Do you know that despite consuming a diet high in fat, the French suffer less from heart disease and live healthier lives while the rest of us are ballooning?
Scientists have arguably attributed this so called "French paradox" to a particular compound found in red wine, called Resveratrol.
I assume the majority of you will agree that in the title, red wine is the easiest to relate to, although “The French Paradox” sounds intriguing. A few years ago, I had a curious conversation with a scientist in my university about her research on a compound found in red wine. The potential health benefits of that compound in red wine left a mark in my mind and kindled my interests to find out more. Having lived in the state of Souhth Australia for some years, famous for its wine production, my interest in researching about that particular compound in red wine inspired me to write this article.
South Australia produces more than half of Australia’s wine and it is home to some of the most famous wines such as Penfold’s Grange, Henschke Hill of Grance, and other well-known producers: Jacob’s Creek (do you remember this name from the sponsors of Australian open tennis tournament?) and Yalumba.
I recall in a conference in Germany, a professor mentioned to me that Australian Shiraz is “very thick”. I am not an expert on wine but I can assure you that the full-bodied Shiraz from the Barossa Valley is not only delicious, but also world-class. Now you know what researchers and professors do in conferences - talk about a plethora of banal things including wines (although they do present their research work as well!).
“The French Paradox”
What the heck is it?
People from some countries such as France, Italy and Greece suffer much less heart diseases than other countries despite consuming a diet relatively high in fat.
According to 2014 projected data from The Organisation for Economic Co-operation and Development (OECD), France has very low rates of overweight and obese individuals within the population with a combined value of nearly 40%.
It is quite ironic, isn’t it?

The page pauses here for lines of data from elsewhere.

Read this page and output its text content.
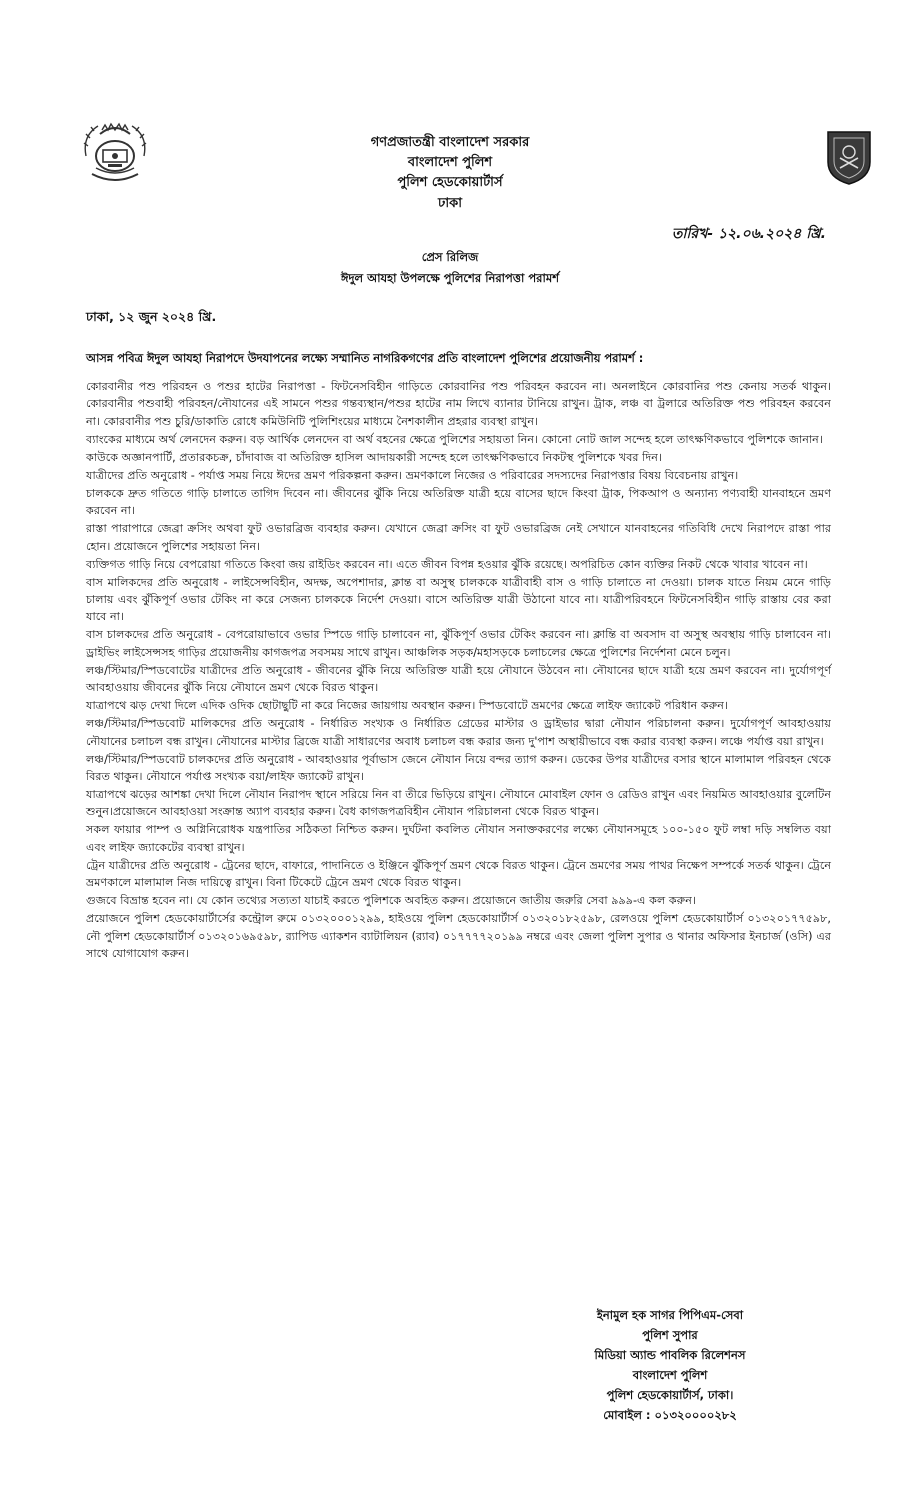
গণপ্রজাতন্ত্রী বাংলাদেশ সরকার
বাংলাদেশ পুলিশ
পুলিশ হেডকোয়ার্টার্স
ঢাকা
তারিখ- ১২.০৬.২০২৪ খ্রি.
প্রেস রিলিজ
ঈদুল আযহা উপলক্ষে পুলিশের নিরাপত্তা পরামর্শ
ঢাকা, ১২ জুন ২০২৪ খ্রি.
আসন্ন পবিত্র ঈদুল আযহা নিরাপদে উদযাপনের লক্ষ্যে সম্মানিত নাগরিকগণের প্রতি বাংলাদেশ পুলিশের প্রয়োজনীয় পরামর্শ :

কোরবানীর পশু পরিবহন ও পশুর হাটের নিরাপত্তা - ফিটনেসবিহীন গাড়িতে কোরবানির পশু পরিবহন করবেন না। অনলাইনে কোরবানির পশু কেনায় সতর্ক থাকুন।কোরবানীর পশুবাহী পরিবহন/নৌযানের এই সামনে পশুর গন্তব্যস্থান/পশুর হাটের নাম লিখে ব্যানার টানিয়ে রাখুন। ট্রাক, লঞ্চ বা ট্রলারে অতিরিক্ত পশু পরিবহন করবেন না। কোরবানীর পশু চুরি/ডাকাতি রোধে কমিউনিটি পুলিশিংয়ের মাধ্যমে নৈশকালীন প্রহরার ব্যবস্থা রাখুন।

ব্যাংকের মাধ্যমে অর্থ লেনদেন করুন। বড় আর্থিক লেনদেন বা অর্থ বহনের ক্ষেত্রে পুলিশের সহায়তা নিন। কোনো নোট জাল সন্দেহ হলে তাৎক্ষণিকভাবে পুলিশকে জানান।

কাউকে অজ্ঞানপার্টি, প্রতারকচক্র, চাঁদাবাজ বা অতিরিক্ত হাসিল আদায়কারী সন্দেহ হলে তাৎক্ষণিকভাবে নিকটস্থ পুলিশকে খবর দিন।

যাত্রীদের প্রতি অনুরোধ - পর্যাপ্ত সময় নিয়ে ঈদের ভ্রমণ পরিকল্পনা করুন। ভ্রমণকালে নিজের ও পরিবারের সদস্যদের নিরাপত্তার বিষয় বিবেচনায় রাখুন।

চালককে দ্রুত গতিতে গাড়ি চালাতে তাগিদ দিবেন না। জীবনের ঝুঁকি নিয়ে অতিরিক্ত যাত্রী হয়ে বাসের ছাদে কিংবা ট্রাক, পিকআপ ও অন্যান্য পণ্যবাহী যানবাহনে ভ্রমণ করবেন না।

রাস্তা পারাপারে জেব্রা ক্রসিং অথবা ফুট ওভারব্রিজ ব্যবহার করুন। যেখানে জেব্রা ক্রসিং বা ফুট ওভারব্রিজ নেই সেখানে যানবাহনের গতিবিধি দেখে নিরাপদে রাস্তা পার হোন। প্রয়োজনে পুলিশের সহায়তা নিন।

ব্যক্তিগত গাড়ি নিয়ে বেপরোয়া গতিতে কিংবা জয় রাইডিং করবেন না। এতে জীবন বিপন্ন হওয়ার ঝুঁকি রয়েছে। অপরিচিত কোন ব্যক্তির নিকট থেকে খাবার খাবেন না।

বাস মালিকদের প্রতি অনুরোধ - লাইসেন্সবিহীন, অদক্ষ, অপেশাদার, ক্লান্ত বা অসুস্থ চালককে যাত্রীবাহী বাস ও গাড়ি চালাতে না দেওয়া। চালক যাতে নিয়ম মেনে গাড়ি চালায় এবং ঝুঁকিপূর্ণ ওভার টেকিং না করে সেজন্য চালককে নির্দেশ দেওয়া। বাসে অতিরিক্ত যাত্রী উঠানো যাবে না। যাত্রীপরিবহনে ফিটনেসবিহীন গাড়ি রাস্তায় বের করা যাবে না।

বাস চালকদের প্রতি অনুরোধ - বেপরোয়াভাবে ওভার স্পিডে গাড়ি চালাবেন না, ঝুঁকিপূর্ণ ওভার টেকিং করবেন না। ক্লান্তি বা অবসাদ বা অসুস্থ অবস্থায় গাড়ি চালাবেন না। ড্রাইভিং লাইসেন্সসহ গাড়ির প্রয়োজনীয় কাগজপত্র সবসময় সাথে রাখুন। আঞ্চলিক সড়ক/মহাসড়কে চলাচলের ক্ষেত্রে পুলিশের নির্দেশনা মেনে চলুন।

লঞ্চ/স্টিমার/স্পিডবোটের যাত্রীদের প্রতি অনুরোধ - জীবনের ঝুঁকি নিয়ে অতিরিক্ত যাত্রী হয়ে নৌযানে উঠবেন না। নৌযানের ছাদে যাত্রী হয়ে ভ্রমণ করবেন না। দুর্যোগপূর্ণ আবহাওয়ায় জীবনের ঝুঁকি নিয়ে নৌযানে ভ্রমণ থেকে বিরত থাকুন।

যাত্রাপথে ঝড় দেখা দিলে এদিক ওদিক ছোটাছুটি না করে নিজের জায়গায় অবস্থান করুন। স্পিডবোটে ভ্রমণের ক্ষেত্রে লাইফ জ্যাকেট পরিধান করুন।

লঞ্চ/স্টিমার/স্পিডবোট মালিকদের প্রতি অনুরোধ - নির্ধারিত সংখ্যক ও নির্ধারিত গ্রেডের মাস্টার ও ড্রাইভার দ্বারা নৌযান পরিচালনা করুন। দুর্যোগপূর্ণ আবহাওয়ায় নৌযানের চলাচল বন্ধ রাখুন। নৌযানের মাস্টার ব্রিজে যাত্রী সাধারণের অবাধ চলাচল বন্ধ করার জন্য দু'পাশ অস্থায়ীভাবে বন্ধ করার ব্যবস্থা করুন। লঞ্চে পর্যাপ্ত বয়া রাখুন।

লঞ্চ/স্টিমার/স্পিডবোট চালকদের প্রতি অনুরোধ - আবহাওয়ার পূর্বাভাস জেনে নৌযান নিয়ে বন্দর ত্যাগ করুন। ডেকের উপর যাত্রীদের বসার স্থানে মালামাল পরিবহন থেকে বিরত থাকুন। নৌযানে পর্যাপ্ত সংখ্যক বয়া/লাইফ জ্যাকেট রাখুন।

যাত্রাপথে ঝড়ের আশঙ্কা দেখা দিলে নৌযান নিরাপদ স্থানে সরিয়ে নিন বা তীরে ভিড়িয়ে রাখুন। নৌযানে মোবাইল ফোন ও রেডিও রাখুন এবং নিয়মিত আবহাওয়ার বুলেটিন শুনুন।প্রয়োজনে আবহাওয়া সংক্রান্ত অ্যাপ ব্যবহার করুন। বৈধ কাগজপত্রবিহীন নৌযান পরিচালনা থেকে বিরত থাকুন।

সকল ফায়ার পাম্প ও অগ্নিনিরোধক যন্ত্রপাতির সঠিকতা নিশ্চিত করুন। দুর্ঘটনা কবলিত নৌযান সনাক্তকরণের লক্ষ্যে নৌযানসমূহে ১০০-১৫০ ফুট লম্বা দড়ি সম্বলিত বয়া এবং লাইফ জ্যাকেটের ব্যবস্থা রাখুন।

ট্রেন যাত্রীদের প্রতি অনুরোধ - ট্রেনের ছাদে, বাফারে, পাদানিতে ও ইঞ্জিনে ঝুঁকিপূর্ণ ভ্রমণ থেকে বিরত থাকুন। ট্রেনে ভ্রমণের সময় পাথর নিক্ষেপ সম্পর্কে সতর্ক থাকুন। ট্রেনে ভ্রমণকালে মালামাল নিজ দায়িত্বে রাখুন। বিনা টিকেটে ট্রেনে ভ্রমণ থেকে বিরত থাকুন।

গুজবে বিভ্রান্ত হবেন না। যে কোন তথ্যের সত্যতা যাচাই করতে পুলিশকে অবহিত করুন। প্রয়োজনে জাতীয় জরুরি সেবা ৯৯৯-এ কল করুন।

প্রয়োজনে পুলিশ হেডকোয়ার্টার্সের কন্ট্রোল রুমে ০১৩২০০০১২৯৯, হাইওয়ে পুলিশ হেডকোয়ার্টার্স ০১৩২০১৮২৫৯৮, রেলওয়ে পুলিশ হেডকোয়ার্টার্স ০১৩২০১৭৭৫৯৮, নৌ পুলিশ হেডকোয়ার্টার্স ০১৩২০১৬৯৫৯৮, র‍্যাপিড এ্যাকশন ব্যাটালিয়ন (র‍্যাব) ০১৭৭৭৭২০১৯৯ নম্বরে এবং জেলা পুলিশ সুপার ও থানার অফিসার ইনচার্জ (ওসি) এর সাথে যোগাযোগ করুন।

ইনামুল হক সাগর পিপিএম-সেবা
পুলিশ সুপার
মিডিয়া অ্যান্ড পাবলিক রিলেশনস
বাংলাদেশ পুলিশ
পুলিশ হেডকোয়ার্টার্স, ঢাকা।
মোবাইল : ০১৩২০০০০২৮২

The French should theoretically suffer the most with their type of diet, but no!
If it makes you jealous of the French, take a sigh, these values in France have remained constant for the past 20 years, although they are projected to be growing slightly whereas the rest of us are ballooning!
Researchers began looking into this paradox actively in the 1990s and proposed that the regular consumption of red wine in moderate amounts (yes, underline that please!) may explain this phenomenon.
What a discovery by the scientists!
But the French and the Mediterranean presumably already knew this? The general effects of alcohol in increasing the quantities of high-density lipoproteins (good and healthy fat), which act by removing cholesterol from tissues, are well known. However, these benefits are shown to be further increased by consuming red wine which includes compounds that have antioxidant and anti platelet activity.
In case you are wondering what these antioxidant and antiplatelet activities do, they can have protective effects on the heart by preventing clogging of blood vessels and maintaining a healthy blood flow to the heart. Thus, in simple terms, prevent heart disease.
The specific substances in red wine attributed to the beneficial effects on the heart (and “The French Paradox”) are called flavonoids and the most important among them is Resveratrol.
Resveratrol, (I know-most of the names coined by scientists are tongue twisters aren’t they?) has been researched a lot and has generated a great deal of interest in the last two decades with more than 6000 scientific journal publications suggesting many more potential benefits of the substance.
Resveratrol is also found in foods like berries, dark chocolates and many others but red wine has large amounts.
While the list of potential benefits of Resveratrol ever grows, many scientists also believe that there is still a long way to go to establish its effects with conviction, leave aside it being used as a drug. Notwithstanding the number of publications on the health benefits of this substance, caution is advised by many.
Some of the criticisms include (which are not far from truth!): most of the studies are done in non-human models, not enough is known on the clearance of the substance from the body and also its side effects. However, there are already many companies now which manufacture Resveratrol and use it as a prescription drug. God save us!
A recent study in two villages of Chianti in Italy which included 783 people over the age of 65 and who consumed a diet rich in Resveratrol, has shown that they lived no longer and their risk of heart disease was similar to those who consumed less Resveratrol. Scientists like to contradict themselves, don’t they?
It would be foolish to drink large amounts of red wine as: 1) the levels of Resveratrol can vary depending on the quality of the wine and 2) there are known ill health effects of heavy alcohol consumption.
Irrespective of what the research on Reveratrol says, the French will continue to consume what they consume but quite notably they will continue to live longer, healthier lives!
Whatever the final judgment on Resveratrol might be, the most important thing is to enjoy wine in a responsible way, by wishing “Sante”, “Salud”, “Cin-Cin” or “Cheers”!
And importantly, my region of South Australia will continue to produce great quality wines. I just had a peep at my Grant Burge Shiraz, presented to me by a dear friend a while ago, and I am waiting for the right moment to enjoy it. Responsibly, of course!